# Cortland Liquid Crystal Fly Lines



## Fishsurfer (Dec 14, 2014)

Has anyone tried the Cortland Liquid Crystal Fly Lines yet. I just saw them and they look and feel really nice. It looks like new technology.

http://www.basspro.com/Cortland-Liquid-Crystal-Saltwater-Fly-Line/product/1407090621376/


----------



## skinnywaterfishin (Jul 1, 2015)

Fishsurfer said:


> Has anyone tried the Cortland Liquid Crystal Fly Lines yet. I just saw them and they look and feel really nice. It looks like new technology.
> 
> http://www.basspro.com/Cortland-Liquid-Crystal-Saltwater-Fly-Line/product/1407090621376/


Pretty amazing new technology! I first saw a lower Keys guide, then a Mosquito Lagoon fly guide (Captain Willy Le Native Fly Charters) using it. I think it's more useful in Florida where the water is more clear and fish that get more pressure and are more spooky.
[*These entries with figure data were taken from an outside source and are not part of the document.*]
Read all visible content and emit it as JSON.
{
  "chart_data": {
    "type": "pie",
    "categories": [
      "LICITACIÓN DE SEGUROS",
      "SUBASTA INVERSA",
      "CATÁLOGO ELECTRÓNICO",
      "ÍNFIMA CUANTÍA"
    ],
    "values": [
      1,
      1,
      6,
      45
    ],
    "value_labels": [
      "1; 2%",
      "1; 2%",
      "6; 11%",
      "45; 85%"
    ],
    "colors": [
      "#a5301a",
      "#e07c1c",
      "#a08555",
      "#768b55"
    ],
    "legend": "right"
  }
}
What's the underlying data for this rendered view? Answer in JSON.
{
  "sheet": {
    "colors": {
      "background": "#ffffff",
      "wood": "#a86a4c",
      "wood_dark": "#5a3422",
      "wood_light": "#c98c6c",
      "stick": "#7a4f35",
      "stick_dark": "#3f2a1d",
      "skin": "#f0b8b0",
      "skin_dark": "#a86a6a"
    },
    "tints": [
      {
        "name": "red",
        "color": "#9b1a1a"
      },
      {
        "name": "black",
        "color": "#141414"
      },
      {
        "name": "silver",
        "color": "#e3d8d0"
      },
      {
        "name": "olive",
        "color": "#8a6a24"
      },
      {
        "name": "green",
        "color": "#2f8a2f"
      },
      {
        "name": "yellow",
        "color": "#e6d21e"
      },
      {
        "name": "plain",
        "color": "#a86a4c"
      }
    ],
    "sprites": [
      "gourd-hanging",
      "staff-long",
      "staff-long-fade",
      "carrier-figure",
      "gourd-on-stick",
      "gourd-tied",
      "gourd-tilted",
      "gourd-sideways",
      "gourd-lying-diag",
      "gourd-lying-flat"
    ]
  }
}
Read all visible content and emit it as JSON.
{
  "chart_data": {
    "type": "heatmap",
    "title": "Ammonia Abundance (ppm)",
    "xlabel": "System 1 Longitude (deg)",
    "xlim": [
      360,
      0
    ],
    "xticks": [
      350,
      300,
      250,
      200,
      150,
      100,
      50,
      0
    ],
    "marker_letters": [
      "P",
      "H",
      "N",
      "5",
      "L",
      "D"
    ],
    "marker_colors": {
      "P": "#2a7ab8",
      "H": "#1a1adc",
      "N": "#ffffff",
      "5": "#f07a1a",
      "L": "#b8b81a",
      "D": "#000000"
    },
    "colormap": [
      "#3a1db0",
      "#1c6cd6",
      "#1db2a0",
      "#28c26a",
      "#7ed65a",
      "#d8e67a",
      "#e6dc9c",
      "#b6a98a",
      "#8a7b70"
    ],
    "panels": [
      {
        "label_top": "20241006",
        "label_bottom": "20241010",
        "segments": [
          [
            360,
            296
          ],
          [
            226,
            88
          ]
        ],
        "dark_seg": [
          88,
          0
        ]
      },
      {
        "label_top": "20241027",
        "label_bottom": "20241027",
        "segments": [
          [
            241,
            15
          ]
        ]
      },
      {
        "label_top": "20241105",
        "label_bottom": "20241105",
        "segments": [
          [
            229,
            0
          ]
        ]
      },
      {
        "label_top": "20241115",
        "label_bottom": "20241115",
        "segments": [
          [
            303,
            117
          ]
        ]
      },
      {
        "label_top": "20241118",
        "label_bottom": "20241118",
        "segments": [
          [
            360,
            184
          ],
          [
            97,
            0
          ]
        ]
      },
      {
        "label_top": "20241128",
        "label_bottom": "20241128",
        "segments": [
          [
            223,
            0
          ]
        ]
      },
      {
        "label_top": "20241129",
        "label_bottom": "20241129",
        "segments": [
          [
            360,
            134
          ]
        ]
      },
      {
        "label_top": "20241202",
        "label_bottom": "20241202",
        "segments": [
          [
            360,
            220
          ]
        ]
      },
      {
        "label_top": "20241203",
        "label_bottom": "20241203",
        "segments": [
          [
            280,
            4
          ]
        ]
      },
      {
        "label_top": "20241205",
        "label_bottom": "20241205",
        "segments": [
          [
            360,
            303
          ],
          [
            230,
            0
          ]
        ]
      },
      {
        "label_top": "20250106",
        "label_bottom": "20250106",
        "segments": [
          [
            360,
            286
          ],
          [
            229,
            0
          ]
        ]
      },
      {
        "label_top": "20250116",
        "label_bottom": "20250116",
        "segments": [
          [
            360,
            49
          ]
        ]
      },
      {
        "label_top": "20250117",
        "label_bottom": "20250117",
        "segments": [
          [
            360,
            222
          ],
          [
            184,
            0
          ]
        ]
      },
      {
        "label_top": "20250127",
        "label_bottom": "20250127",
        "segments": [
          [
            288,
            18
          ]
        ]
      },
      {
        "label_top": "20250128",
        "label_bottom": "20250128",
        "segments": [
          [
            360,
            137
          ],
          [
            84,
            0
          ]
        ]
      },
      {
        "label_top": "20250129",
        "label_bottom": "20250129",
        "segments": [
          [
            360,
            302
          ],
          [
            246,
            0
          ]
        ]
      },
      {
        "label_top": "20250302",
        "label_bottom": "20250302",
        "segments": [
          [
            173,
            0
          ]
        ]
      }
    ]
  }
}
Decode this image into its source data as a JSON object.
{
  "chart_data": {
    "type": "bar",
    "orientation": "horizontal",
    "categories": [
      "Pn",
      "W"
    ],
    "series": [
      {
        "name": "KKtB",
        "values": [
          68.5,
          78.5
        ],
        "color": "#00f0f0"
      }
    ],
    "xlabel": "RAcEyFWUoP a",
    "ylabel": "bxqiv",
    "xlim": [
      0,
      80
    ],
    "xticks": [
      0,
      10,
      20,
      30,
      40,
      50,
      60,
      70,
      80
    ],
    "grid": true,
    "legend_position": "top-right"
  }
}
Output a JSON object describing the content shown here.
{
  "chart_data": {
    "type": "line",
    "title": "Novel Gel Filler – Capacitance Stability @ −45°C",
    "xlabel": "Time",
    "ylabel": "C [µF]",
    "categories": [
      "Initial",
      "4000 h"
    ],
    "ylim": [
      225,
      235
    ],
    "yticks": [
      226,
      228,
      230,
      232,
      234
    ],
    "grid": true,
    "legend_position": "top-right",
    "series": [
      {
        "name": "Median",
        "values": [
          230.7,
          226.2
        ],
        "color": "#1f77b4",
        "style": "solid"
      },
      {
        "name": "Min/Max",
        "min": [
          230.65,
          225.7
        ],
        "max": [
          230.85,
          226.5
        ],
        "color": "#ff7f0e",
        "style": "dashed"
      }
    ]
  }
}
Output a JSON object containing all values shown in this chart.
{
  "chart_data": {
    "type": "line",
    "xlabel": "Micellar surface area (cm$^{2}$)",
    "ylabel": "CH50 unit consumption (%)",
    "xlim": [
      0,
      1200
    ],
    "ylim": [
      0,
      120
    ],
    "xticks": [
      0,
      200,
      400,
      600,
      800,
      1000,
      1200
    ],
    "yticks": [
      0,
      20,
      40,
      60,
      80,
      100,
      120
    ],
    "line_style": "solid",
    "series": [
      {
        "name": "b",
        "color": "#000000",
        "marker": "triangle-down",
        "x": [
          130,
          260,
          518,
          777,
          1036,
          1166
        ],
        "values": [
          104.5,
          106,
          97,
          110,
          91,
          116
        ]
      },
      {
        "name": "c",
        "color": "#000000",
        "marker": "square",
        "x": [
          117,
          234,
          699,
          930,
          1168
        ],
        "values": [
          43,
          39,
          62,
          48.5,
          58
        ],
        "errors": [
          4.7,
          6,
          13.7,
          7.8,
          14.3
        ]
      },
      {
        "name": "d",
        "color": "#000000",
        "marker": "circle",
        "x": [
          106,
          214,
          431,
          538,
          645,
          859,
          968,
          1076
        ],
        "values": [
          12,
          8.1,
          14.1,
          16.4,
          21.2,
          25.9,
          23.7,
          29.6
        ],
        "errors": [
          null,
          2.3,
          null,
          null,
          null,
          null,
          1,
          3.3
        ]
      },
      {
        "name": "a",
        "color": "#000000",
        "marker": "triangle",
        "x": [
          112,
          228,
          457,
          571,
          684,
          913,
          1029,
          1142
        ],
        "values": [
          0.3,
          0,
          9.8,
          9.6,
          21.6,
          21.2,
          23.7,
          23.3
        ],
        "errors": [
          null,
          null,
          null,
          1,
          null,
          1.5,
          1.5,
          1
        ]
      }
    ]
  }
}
If I were getting constant refusals, I would consider something like that here in Texas.

I read that it takes some getting used to...not being able to see your line and trying to track the fly but that probably comes with experience.

I don't think our Texas redfish & trout much care but like everything, it has its place in certain applications and locales.

Tight lines,
Jeff


----------



## Joe T (Dec 13, 2012)

ive been using the flats taper sky blue for awhile and it is the shizzz. after using the 555 tropic for the last 12 years (which has a lot of stretch) i didnt have any problem with the no stretch.only the clear is hard to see.this line launches.


----------